The orange tabby cat can have one of five tabby cat patterns in its fur. They are mackerel, ticked, patched, spotted, and classic/blotched. You will never see an orange tabby with a solid-colored coat. Their genes have determined that they will always have some sort of striping or pattern on their coats. They are descended from tigers, with whom they share 96 percent of their DNA. This explains why  many of today’s domesticated orange tabbies still resemble wild tigers (and might act like them at times as well!)

Orange tabby cats also traditionally have the M-pattern on their foreheads, sported by most tabby cats of all colors and patterns. It is believed that the M-pattern evolved over time to help tabbies become camouflaged in the wild. This trait won’t really help orange tabbies to be camouflaged, however, as it’s tough for their beautiful, bright orange colors to blend in with anything – they tend to stand out!

Male or Female?

A greater percentage of orange tabby cats will be male (80 percent) than female (20 percent). This is determined by genetics. The orange gene is related to the x chromosome. As female cats have two x chromosomes and males have xy chromosomes, in order to produce a female orange tabby, it will need an x orange gene from both its mother and its father. A male orange tabby, on the other hand, needs only the orange x-linked gene from its mother.

Personality Traits

Owners of orange tabby cats say that their cats are more talkative than other cats. Additionally, orange tabbies are known to have the color-linked traits mentioned above: a greater appetite, and a sense of adventure. Orange tabbies are also affectionate and cuddly, seeking love from their owners much of the time. They are also known to be lazy (like most felines). All cats are different from each other, however, so if your orange tabby cat does not sport these personality traits, don’t fret – he or she is an individual with unique traits of his/her own!
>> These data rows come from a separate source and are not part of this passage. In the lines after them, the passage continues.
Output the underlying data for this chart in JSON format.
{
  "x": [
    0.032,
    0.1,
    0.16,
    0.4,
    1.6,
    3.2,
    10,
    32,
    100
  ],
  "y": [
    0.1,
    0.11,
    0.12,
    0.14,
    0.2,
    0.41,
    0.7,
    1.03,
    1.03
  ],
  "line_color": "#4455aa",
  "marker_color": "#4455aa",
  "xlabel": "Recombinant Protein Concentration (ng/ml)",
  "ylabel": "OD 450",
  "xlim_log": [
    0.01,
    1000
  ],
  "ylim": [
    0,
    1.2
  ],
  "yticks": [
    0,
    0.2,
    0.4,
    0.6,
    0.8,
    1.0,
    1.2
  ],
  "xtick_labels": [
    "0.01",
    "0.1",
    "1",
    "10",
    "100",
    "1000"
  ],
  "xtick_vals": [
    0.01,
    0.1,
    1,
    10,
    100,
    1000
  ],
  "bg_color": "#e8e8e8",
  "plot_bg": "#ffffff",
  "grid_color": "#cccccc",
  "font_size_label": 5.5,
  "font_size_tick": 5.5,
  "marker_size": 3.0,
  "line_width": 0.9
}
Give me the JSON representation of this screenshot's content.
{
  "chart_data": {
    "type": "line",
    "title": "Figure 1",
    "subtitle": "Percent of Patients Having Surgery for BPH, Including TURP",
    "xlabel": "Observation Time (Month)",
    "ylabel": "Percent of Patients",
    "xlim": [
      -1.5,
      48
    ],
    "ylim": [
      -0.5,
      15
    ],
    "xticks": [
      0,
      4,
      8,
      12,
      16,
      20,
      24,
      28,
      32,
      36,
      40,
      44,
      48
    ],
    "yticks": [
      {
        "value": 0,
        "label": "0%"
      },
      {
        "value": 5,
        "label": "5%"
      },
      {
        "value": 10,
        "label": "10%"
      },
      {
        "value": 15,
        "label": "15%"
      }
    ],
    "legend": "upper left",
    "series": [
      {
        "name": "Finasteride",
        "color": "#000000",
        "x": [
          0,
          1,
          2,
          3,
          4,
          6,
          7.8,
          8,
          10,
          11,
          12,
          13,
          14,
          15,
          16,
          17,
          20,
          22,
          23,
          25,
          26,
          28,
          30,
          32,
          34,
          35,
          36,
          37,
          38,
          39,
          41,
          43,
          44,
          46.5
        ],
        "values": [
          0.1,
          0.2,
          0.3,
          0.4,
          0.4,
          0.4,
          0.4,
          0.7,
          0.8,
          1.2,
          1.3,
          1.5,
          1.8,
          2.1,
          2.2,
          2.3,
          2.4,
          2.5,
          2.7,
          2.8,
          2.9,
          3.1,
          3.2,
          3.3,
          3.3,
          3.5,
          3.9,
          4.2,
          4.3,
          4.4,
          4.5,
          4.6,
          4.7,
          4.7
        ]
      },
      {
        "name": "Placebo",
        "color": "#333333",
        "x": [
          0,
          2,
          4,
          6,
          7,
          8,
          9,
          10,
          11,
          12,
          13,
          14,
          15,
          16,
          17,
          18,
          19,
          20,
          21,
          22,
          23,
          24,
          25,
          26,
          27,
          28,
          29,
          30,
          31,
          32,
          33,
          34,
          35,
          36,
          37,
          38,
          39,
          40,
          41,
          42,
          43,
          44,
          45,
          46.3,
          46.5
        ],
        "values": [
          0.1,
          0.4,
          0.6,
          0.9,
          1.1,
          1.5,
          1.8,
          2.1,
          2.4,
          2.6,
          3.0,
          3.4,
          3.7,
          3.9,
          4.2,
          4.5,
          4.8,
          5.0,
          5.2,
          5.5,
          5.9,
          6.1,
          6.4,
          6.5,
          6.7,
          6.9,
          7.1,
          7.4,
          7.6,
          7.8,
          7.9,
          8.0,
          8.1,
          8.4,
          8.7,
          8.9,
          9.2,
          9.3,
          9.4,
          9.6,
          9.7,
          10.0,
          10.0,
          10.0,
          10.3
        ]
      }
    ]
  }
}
Famous Orange Tabbies Throughout History

There have been a variety of famous orange tabby cats throughout history, including (but not limited to, of course):

  • Sir William Churchill owned an orange tabby cat, named Tango
  • Garfield, the famous lasagna-loving cat from the comic strips, created by Jim Davis
  • Toby, the first orange tabby cat owned by animal lover and activist Betty White
  • Oscar and Miko, two orange tabby cats owned by the late lead singer of Queen, Freddie Mercury
  • Morris the Cat, the orange tabby cat from the 1970s television commercials for 9 Lives Cat Food
  • Orlando the Marmalade Cat, the star of a series of kids’ books in the United Kingdom
  • For more cat trivia… click here 



3 Responses

  1. Wow never owned a cat till I rescued 1 recently when I found an abandoned kitten on my property.I had to feed it with a syringe it was so tiny and not knowing I used cows milk,and I did think it would die as it was so small.Anyway it survived it’s now 4 months old I called it baby girl thinking it was a girl and recently realised it’s a boy lol.
    I still call it baby girl he comes to his name he sits and lyes down on command and is so affectionate which I love,being disabled and a WIDDOWER and just read up on tabby he is orange and just learnt heaps but I find it hard to put weight on him but in saying that he’s got a good appetite and is well seems to be a happy very happy loving cat which has no idea he’s a boy called BABY GIRL lol.

    1. Hi, for the first time i “own” a cat but sounds funny how you though was a girl and he is a boy same happened to me

  2. Ken Pye: I’m so happy that baby girl has brought you joy. Boy or girl no doubt it loves you dearly.
    I have 2 ginger girls, from animal shelters. They are cheeky and beautiful. They love sitting on my laptop because it’s warm, or falling asleep on my lap (heat seeking furry friends).